Segundo o pediatra, o risco é que esse tipo de comportamento se repita para outras vacinas do calendário infantil, que já enfrentam queda de cobertura no Brasil e em outros países.
Neste ano, mais 300 crianças com menos de cinco anos morreram por Covid. "Isso não é pouco. E o sofrimento, as internações, as sequelas da doença, como a Covid longa?"
Patrícia Boccolini, também pesquisadora do Observa Infância, afirma que em grupos de pais essa resistência em relação à vacina contra a Covid tem aberto espaço para questionamentos sobre outras vacinas já estabelecidas.

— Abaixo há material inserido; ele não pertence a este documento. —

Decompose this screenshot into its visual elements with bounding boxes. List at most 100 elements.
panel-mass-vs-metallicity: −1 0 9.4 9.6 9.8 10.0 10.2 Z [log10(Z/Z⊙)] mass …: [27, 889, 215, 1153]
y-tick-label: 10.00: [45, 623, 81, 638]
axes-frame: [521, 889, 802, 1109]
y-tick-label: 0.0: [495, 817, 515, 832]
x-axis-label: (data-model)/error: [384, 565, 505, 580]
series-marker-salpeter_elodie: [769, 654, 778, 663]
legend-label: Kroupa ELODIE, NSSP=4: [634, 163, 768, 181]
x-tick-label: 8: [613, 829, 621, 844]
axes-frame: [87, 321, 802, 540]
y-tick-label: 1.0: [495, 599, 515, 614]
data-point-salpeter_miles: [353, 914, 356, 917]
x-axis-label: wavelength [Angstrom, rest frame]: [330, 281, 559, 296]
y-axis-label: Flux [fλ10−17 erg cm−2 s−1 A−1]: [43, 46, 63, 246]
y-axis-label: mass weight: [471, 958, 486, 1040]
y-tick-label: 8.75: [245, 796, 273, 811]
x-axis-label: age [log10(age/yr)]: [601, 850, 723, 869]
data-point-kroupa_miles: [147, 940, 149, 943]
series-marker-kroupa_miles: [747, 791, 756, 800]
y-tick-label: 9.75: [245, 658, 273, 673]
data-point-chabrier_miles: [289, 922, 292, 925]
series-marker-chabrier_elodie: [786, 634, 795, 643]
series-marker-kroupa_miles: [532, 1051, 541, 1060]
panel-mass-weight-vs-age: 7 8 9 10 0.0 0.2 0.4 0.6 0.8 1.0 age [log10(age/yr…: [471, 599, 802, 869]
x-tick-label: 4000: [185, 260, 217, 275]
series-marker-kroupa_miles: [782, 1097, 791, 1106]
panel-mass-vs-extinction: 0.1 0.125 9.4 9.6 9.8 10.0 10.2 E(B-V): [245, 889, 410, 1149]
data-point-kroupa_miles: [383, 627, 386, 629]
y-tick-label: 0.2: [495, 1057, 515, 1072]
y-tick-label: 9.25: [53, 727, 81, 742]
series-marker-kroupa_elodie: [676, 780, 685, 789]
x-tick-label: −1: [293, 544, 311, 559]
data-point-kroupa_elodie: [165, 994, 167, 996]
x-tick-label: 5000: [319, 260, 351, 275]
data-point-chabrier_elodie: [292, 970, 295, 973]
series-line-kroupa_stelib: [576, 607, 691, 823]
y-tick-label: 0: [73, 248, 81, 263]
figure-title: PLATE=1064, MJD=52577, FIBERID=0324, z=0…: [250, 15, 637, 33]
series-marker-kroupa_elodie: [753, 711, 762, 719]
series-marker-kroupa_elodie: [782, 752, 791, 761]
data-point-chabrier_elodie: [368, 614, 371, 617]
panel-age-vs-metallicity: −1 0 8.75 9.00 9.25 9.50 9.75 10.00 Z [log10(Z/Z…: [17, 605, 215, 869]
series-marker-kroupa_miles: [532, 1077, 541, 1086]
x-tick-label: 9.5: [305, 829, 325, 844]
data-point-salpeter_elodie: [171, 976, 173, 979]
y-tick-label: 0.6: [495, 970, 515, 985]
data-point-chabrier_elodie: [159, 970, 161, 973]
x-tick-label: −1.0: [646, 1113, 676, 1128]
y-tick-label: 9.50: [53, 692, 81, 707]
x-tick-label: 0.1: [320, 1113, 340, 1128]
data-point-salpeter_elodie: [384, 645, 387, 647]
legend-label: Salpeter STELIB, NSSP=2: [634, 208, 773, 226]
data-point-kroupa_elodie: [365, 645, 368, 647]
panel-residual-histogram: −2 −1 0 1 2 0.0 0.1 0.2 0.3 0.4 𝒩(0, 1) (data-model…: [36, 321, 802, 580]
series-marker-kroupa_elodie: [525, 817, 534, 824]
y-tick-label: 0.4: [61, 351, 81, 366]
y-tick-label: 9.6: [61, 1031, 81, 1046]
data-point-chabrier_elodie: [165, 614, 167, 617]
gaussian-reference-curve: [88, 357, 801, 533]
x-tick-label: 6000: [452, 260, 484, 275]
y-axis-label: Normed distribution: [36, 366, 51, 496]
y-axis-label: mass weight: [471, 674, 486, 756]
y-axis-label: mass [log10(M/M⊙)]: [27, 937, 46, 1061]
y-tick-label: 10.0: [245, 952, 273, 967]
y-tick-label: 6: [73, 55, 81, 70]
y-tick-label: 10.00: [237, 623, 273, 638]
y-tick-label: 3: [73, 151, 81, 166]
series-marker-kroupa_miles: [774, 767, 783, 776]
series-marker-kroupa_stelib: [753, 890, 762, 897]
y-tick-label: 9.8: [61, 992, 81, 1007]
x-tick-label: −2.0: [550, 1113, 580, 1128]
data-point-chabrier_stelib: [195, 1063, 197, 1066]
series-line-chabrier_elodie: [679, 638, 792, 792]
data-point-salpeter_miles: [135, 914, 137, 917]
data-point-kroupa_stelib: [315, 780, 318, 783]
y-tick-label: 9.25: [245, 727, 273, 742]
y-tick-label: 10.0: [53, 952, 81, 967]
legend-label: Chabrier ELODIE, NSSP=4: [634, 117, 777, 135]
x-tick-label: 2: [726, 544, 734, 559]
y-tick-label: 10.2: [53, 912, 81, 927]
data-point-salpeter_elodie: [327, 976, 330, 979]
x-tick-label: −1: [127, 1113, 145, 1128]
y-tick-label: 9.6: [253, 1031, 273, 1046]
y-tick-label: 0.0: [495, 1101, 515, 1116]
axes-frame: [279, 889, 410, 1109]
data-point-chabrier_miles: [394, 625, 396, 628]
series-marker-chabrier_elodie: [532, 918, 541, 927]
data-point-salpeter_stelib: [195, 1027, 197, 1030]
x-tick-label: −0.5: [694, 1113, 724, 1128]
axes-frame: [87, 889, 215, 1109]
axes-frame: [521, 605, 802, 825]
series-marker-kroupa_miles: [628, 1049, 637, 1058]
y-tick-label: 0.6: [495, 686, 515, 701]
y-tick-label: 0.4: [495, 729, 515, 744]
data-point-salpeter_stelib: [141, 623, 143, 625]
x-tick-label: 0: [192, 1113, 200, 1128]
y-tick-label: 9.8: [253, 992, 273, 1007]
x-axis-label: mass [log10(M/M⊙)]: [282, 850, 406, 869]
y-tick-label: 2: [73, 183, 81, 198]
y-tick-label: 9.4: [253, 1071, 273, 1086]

"Parece que foi uma porteira que se abriu. Estão questionando vacinas mais novas, como a pneumocócica [contra pneumonia] e a do rotavírus, e as antigas também, como as da pólio e do sarampo."
Para ela, porém, a atual queda da cobertura vacinal vai além da hesitação dos pais devido a informações falsas. Passaria por questões como horários pouco flexíveis dos postos de saúde e pelo fato de que as pessoas não veem mais sequelas de doenças que já foram erradicadas, como a poliomielite.
Nas populações mais vulneráveis, outro fator que tem influenciado é o aumento da insegurança alimentar. "O que a gente vai comer amanhã? É um assunto mais imediato para essas famílias do que a questão da vacinação."